The Business Triangle is like the engine of a business. It works best when everything is flowing smoothly around the various functions from Develop to Sell to Deliver without major blockages or confusion. Value creation flows from the original conception and creation of the product or service all the way to the customer, and then there is a feedback chain, coming back from the customer into the Develop part of the business. And around the triangle we go (see Figure 2.4). Meanwhile, our support functions are doing just that—supporting. And the customer is always in sight.
FIGURE 2.4 The Business Triangle in Action
Indeed, the Business Triangle provides a model of the business that always keeps serving the target customer's needs as a core objective, and aligning the business social system to work interdependently as the solution path.
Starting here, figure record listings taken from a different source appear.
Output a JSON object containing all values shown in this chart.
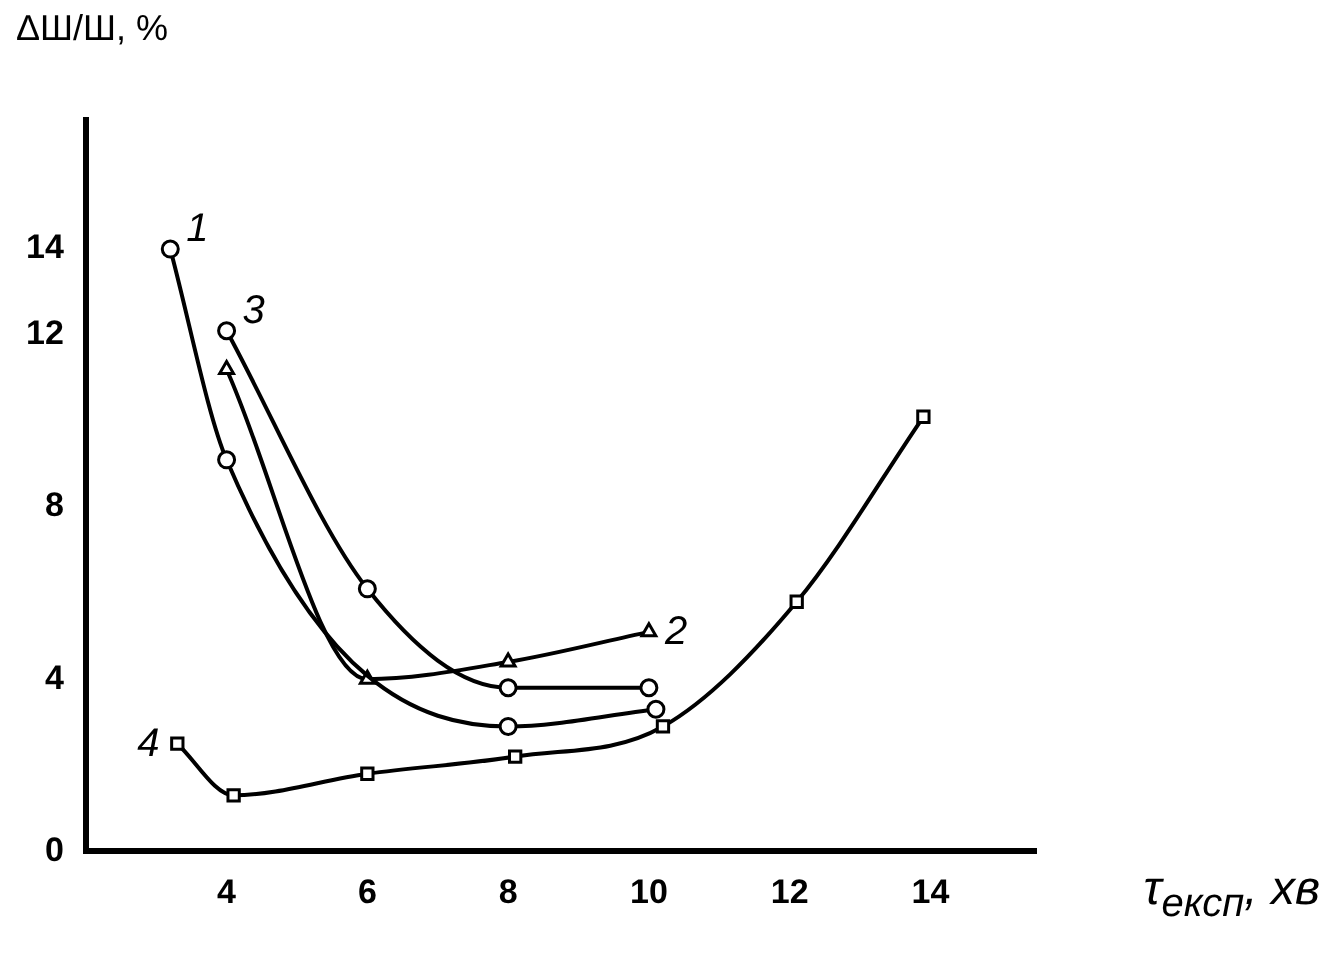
{
  "chart_data": {
    "type": "line",
    "xlabel": "τ$_{експ}$, хв",
    "ylabel": "ΔШ/Ш, %",
    "xlim": [
      2,
      15.5
    ],
    "ylim": [
      0,
      17
    ],
    "xticks": [
      4,
      6,
      8,
      10,
      12,
      14
    ],
    "yticks": [
      0,
      4,
      8,
      12,
      14
    ],
    "grid": false,
    "legend": false,
    "series": [
      {
        "name": "1",
        "color": "#000000",
        "marker": "circle",
        "x": [
          3.2,
          4,
          8,
          10.1
        ],
        "values": [
          14,
          9.1,
          2.9,
          3.3
        ]
      },
      {
        "name": "2",
        "color": "#000000",
        "marker": "triangle",
        "x": [
          4,
          6,
          8,
          10
        ],
        "values": [
          11.2,
          4,
          4.4,
          5.1
        ]
      },
      {
        "name": "3",
        "color": "#000000",
        "marker": "circle",
        "x": [
          4,
          6,
          8,
          10
        ],
        "values": [
          12.1,
          6.1,
          3.8,
          3.8
        ]
      },
      {
        "name": "4",
        "color": "#000000",
        "marker": "square",
        "x": [
          3.3,
          4.1,
          6,
          8.1,
          10.2,
          12.1,
          13.9
        ],
        "values": [
          2.5,
          1.3,
          1.8,
          2.2,
          2.9,
          5.8,
          10.1
        ]
      }
    ]
  }
}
It sounds simple, but in practice, most organizations struggle to identify problems and resolve gaps in their system of roles fast enough to keep up with the needs of an evolving business. When we have the Business Triangle as a simple, shared language with which to discuss who the target customer is for each type of business capability, and what roles are going to own those capabilities, it becomes so much easier to shorten the distance between a problem or a breakdown and an elegant solution and resolution.
And, perhaps most importantly, the Business Triangle provides a model for organizing and growing a business that engages the social system and respects people's natural agency. It doesn't try to slot people into a mechanistic process; it allows them to see what they are in together and negotiate their roles within that system. This is essential for successfully navigating the difficult org structure conversations that come up in (and too often derail) any transformational journey. It provides an empowering and liberating shared language that clarifies priorities and reveals possibilities for optimizing how your business creates value as a team. It's visually clarifying. It boils the essential elements of your business down to a system of capabilities and roles, which then sets the stage for mapping and managing all the critical activities in a business through clear accountabilities. In sum, it allows us to model the seeming complexity of everything that goes on in a business. Throughout the journey of growth that we'll be exploring in this book, this model will be an essential tool. It doesn't capture everything about the nature of an organization or enterprise but it is a critical element in the shared language we are developing. As we bring clarity and transparency to the social system of an organization, the confusion of the Swirl recedes, and we set the stage for the crucial conversations that follow.